Yes, I'm still looking for a job. Summer's halfway over, and I'm still looking for a summer job. How's that for ridiculous? I really only need to figure out how to pay for one more month (August), and I should be fine. I've managed to scrape up enough to make it the months prior to that, and let's just say that it hasn't been fun.

Relationships. Well, the one with Rhea ended, mainly because it wasn't going anywhere. In the beginning, it was suffering because she felt I wasn't committed. I became committed to the relationship only to realize that she wasn't. So, we let it just fade away. Currently, I'm starting to see someone who is a lot younger. Yes, I'm breaking my rule of NEVER dating someone younger than 27, but we'll see where this goes.

I have an appointment Monday with a temporary agency that specializes in computer work placement for long term work, so let's hope something good comes of that.

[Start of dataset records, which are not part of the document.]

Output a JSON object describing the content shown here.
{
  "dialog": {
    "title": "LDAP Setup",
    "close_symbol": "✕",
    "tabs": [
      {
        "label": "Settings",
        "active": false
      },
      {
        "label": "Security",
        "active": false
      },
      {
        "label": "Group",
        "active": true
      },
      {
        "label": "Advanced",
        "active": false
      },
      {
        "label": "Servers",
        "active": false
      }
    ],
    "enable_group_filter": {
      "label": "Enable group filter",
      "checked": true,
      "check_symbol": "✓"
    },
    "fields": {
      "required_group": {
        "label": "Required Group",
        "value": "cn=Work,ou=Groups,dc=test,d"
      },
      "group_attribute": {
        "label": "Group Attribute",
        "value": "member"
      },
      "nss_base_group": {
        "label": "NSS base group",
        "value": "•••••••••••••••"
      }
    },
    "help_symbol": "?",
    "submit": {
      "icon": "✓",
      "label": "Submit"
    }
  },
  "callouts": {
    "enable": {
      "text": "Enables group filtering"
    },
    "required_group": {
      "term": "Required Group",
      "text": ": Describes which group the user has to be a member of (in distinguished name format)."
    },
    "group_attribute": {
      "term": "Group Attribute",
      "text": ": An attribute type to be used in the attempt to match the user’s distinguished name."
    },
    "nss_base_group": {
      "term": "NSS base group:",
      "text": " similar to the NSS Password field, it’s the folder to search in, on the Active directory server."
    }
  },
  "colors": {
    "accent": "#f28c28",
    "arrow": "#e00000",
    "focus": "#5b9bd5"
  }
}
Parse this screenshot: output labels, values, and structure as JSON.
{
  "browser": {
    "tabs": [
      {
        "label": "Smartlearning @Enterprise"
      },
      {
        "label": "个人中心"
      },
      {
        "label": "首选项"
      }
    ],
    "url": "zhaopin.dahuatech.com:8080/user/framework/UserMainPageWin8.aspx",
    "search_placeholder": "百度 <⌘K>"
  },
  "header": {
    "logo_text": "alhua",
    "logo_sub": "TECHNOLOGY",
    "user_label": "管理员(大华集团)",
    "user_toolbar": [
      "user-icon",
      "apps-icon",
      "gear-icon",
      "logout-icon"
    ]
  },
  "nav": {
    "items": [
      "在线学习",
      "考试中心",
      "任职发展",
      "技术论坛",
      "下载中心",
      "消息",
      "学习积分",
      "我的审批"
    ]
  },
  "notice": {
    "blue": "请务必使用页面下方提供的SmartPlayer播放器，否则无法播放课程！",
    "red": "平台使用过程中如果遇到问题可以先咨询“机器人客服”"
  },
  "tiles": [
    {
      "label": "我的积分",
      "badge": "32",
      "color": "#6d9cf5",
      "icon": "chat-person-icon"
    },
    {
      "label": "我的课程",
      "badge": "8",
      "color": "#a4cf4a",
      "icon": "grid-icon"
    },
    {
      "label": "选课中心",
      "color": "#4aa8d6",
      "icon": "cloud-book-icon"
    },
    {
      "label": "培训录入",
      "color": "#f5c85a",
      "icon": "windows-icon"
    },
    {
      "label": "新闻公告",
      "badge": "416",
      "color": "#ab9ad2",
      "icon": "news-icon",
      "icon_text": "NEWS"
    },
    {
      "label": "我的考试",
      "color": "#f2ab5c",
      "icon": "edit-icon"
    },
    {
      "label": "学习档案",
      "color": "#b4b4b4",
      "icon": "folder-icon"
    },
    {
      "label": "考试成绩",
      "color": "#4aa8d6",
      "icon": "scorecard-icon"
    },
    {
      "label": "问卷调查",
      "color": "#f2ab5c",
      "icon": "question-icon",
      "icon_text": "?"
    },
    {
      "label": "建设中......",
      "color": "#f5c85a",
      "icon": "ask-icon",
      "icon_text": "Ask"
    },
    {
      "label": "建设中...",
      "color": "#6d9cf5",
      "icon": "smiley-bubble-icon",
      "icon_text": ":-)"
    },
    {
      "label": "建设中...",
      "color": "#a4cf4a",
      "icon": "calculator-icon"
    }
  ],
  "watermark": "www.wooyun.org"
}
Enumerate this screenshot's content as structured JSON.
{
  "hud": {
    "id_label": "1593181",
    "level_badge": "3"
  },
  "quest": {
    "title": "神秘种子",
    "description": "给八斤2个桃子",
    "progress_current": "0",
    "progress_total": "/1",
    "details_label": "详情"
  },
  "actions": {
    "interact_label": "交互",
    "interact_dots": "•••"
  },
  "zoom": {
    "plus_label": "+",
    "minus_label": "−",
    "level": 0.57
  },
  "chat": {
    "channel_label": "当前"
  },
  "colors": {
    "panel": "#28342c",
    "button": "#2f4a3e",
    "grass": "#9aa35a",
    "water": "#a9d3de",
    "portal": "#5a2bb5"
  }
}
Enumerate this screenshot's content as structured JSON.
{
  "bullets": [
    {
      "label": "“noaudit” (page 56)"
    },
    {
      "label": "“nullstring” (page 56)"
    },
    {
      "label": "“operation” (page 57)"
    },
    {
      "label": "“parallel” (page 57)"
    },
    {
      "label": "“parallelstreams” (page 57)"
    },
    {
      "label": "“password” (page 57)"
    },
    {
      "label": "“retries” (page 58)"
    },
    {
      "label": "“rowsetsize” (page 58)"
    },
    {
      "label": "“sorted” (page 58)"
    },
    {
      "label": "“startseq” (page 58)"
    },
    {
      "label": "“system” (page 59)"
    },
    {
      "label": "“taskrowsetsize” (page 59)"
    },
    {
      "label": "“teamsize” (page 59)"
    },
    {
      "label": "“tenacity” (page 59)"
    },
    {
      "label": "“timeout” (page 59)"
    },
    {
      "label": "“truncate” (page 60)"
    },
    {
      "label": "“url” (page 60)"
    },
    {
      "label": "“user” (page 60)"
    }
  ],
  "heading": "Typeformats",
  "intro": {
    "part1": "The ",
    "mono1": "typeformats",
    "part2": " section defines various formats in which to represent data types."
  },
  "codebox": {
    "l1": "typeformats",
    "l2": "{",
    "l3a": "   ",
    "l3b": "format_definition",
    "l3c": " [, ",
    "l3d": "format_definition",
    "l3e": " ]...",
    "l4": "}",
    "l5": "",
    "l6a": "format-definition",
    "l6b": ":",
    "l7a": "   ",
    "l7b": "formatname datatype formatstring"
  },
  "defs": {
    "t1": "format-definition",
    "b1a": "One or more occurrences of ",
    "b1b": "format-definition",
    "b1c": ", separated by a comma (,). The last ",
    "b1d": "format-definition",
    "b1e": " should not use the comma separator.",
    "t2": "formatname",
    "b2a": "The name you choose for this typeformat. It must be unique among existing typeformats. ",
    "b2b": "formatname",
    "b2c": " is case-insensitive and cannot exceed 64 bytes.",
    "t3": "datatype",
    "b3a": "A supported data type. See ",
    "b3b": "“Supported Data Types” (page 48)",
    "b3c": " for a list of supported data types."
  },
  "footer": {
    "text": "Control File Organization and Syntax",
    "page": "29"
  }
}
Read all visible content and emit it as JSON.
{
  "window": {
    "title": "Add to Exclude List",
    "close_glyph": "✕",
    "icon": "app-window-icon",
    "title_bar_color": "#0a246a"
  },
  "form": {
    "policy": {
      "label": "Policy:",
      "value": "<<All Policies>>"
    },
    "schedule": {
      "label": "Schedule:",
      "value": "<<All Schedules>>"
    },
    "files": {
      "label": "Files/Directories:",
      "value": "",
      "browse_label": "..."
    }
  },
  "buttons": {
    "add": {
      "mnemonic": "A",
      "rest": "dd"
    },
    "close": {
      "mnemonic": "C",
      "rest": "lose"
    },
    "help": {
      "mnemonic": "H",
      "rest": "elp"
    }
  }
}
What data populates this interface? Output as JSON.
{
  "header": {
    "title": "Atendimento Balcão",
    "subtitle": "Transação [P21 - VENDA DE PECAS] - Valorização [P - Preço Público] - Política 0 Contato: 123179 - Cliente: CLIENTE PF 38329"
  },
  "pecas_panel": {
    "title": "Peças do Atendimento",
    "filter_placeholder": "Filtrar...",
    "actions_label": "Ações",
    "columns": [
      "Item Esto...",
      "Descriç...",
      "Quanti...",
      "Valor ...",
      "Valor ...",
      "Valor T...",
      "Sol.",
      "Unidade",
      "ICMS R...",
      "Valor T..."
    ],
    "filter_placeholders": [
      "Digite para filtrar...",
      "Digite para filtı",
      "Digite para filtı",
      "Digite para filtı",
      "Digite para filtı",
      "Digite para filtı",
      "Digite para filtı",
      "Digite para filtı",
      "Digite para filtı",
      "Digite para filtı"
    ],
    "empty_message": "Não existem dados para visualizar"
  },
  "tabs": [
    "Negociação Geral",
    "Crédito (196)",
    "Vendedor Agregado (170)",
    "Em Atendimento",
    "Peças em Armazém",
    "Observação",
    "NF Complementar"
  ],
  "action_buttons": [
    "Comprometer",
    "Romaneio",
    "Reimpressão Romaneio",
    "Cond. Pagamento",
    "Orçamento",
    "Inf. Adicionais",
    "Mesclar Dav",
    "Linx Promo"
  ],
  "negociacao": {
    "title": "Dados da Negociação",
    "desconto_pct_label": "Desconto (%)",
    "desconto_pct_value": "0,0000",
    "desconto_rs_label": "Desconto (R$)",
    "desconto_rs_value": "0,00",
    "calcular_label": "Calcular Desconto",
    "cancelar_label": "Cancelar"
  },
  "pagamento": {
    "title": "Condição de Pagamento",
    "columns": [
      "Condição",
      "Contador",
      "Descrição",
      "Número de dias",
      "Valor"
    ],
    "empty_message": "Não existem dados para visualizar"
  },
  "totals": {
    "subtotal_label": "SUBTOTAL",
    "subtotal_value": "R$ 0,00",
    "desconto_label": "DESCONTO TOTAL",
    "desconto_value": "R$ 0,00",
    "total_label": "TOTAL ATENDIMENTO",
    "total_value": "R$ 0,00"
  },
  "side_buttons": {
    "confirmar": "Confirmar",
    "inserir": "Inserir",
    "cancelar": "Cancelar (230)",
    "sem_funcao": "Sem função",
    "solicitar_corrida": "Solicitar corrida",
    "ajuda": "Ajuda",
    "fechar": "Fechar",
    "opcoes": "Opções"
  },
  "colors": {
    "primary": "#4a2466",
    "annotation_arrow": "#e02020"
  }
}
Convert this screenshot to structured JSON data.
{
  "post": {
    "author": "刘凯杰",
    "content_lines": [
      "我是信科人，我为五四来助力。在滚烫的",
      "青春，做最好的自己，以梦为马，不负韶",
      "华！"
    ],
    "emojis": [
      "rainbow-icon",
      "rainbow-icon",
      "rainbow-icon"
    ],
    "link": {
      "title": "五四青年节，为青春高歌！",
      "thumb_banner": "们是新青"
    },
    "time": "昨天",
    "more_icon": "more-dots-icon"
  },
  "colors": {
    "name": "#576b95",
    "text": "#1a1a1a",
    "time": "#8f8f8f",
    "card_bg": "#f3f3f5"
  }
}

I did manage to get through the whole process of SFO for the job I wanted, and as I mentioned previously, I scored 1000 points and was Number 1 on the list. Subsequent attempts to contact human resources have resulted in friends with no benefits with their voice mail system, and no one has called me in the two or three weeks since I received that notification.

That's mainly it. Haven't had a lot of time to play World of Warcraft, which was becoming my major passion, but I'm thinking that's probably a good thing overall.